Greatest hits album by Talk Talk
- Released: 29 May 1990
- Recorded: 1982–1988
- Genres: Synth-pop; new wave; post-rock; art rock;
- Length: 71:47
- Label: Parlophone/EMI
- Producers: Colin Thurston Tim Friese-Greene Rhett Davies

Talk Talk chronology
| Spirit of Eden (1988) | Natural History (1990) | History Revisited: The Remixes (1991) |

Singles from Natural History
- "It's My Life" Released: 7 May 1990; "Life's What You Make It" Released: 20 August 1990; "Such a Shame" Released: 19 November 1990;

= Natural History: The Very Best of Talk Talk =

Natural History: The Very Best of Talk Talk is a greatest hits album by Talk Talk released on 29 May 1990. It collects songs that the band released under EMI between 1982 and 1988.

Professional ratings
Review scores
| Source | Rating |
| AllMusic | Star |
| New Musical Express | 8/10 |
| Select | 4/5 |

==Reception==
The compilation spent 21 weeks on the UK Albums Chart, peaking at #3, and went on to sell over one million copies worldwide. The North American version appended two live bonus tracks. A companion collection of the band's music videos was released in July 1990.

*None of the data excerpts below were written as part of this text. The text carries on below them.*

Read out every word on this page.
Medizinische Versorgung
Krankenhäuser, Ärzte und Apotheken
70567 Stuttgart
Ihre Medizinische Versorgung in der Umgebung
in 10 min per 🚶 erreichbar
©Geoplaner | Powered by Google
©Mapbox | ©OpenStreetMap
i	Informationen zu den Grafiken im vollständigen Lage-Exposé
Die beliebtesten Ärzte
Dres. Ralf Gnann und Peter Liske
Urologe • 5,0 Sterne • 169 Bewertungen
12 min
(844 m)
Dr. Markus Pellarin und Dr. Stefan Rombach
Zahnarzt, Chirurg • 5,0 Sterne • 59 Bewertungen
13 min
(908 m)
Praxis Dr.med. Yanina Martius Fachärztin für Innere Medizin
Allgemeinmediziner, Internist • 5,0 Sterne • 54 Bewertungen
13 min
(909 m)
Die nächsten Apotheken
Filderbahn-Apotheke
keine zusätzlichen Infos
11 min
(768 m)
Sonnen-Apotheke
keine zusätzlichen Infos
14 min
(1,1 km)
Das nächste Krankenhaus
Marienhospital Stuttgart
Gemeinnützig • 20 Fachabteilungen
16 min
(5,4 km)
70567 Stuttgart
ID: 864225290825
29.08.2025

==Production and re-releases==
EMI released the compilation without the band's supervision. Talk Talk leader Mark Hollis said, "A compilation album is not my idea of an album. I don't like compilation albums and I didn't like that one. It certainly wasn't the selection of tracks I would have liked even if there had to be one. But, at the end of the day, they had every right to do it so . . ." In light of Natural History's success, the remix album History Revisited was released in 1991. Talk Talk sued EMI for remixing their material without permission. Though the collection contains no new material, it does have the non-LP 1983 single, "My Foolish Friend", which had never appeared on a full-length release before. On 12 March 2007 the album was reissued with a bonus DVD of their music videos. Two bonus tracks were also included from the 1999 live release London 1986.

== Track listing ==

| No. | Title | Writer(s) | Original album | Length |
|---|---|---|---|---|
| 1. | "Today" | Simon Brenner; Lee Harris; Hollis; Paul Webb; | The Party's Over | 3:30 |
| 2. | "Talk Talk" | Hollis; Ed Hollis; | The Party's Over | 3:18 |
| 3. | "My Foolish Friend" | Brenner; Hollis; | Non-album single | 3:21 |
| 4. | "Such a Shame" | Hollis; | It's My Life | 5:43 |
| 5. | "Dum Dum Girl" |  | It's My Life | 3:49 |
| 6. | "It's My Life" |  | It's My Life | 3:55 |
| 7. | "Give It Up" |  | The Colour of Spring | 5:19 |
| 8. | "Living in Another World" |  | The Colour of Spring | 6:57 |
| 9. | "Life's What You Make It" |  | The Colour of Spring | 4:29 |
| 10. | "Happiness Is Easy" |  | The Colour of Spring | 6:33 |
| 11. | "I Believe in You" |  | Spirit of Eden | 6:04 |
| 12. | "Desire" |  | Spirit of Eden | 7:00 |

Bonus tracks on the CD release
| No. | Title | Writer(s) | Length |
|---|---|---|---|
| 13. | "Life's What You Make It (Live @ the Hammersmith Odeon)" |  | 4:40 |
| 14. | "Tomorrow's Started (Live @ the Hammersmith Odeon)" | Hollis; | 7:45 |

==Certifications==

| Region | Certification | Certified units/sales |
| Germany (BVMI) | Gold | 250,000^{^} |
| Netherlands (NVPI) | Gold | 50,000^{^} |
| United Kingdom (BPI) | Gold | 100,000^{^} |
^{^} Shipments figures based on certification alone.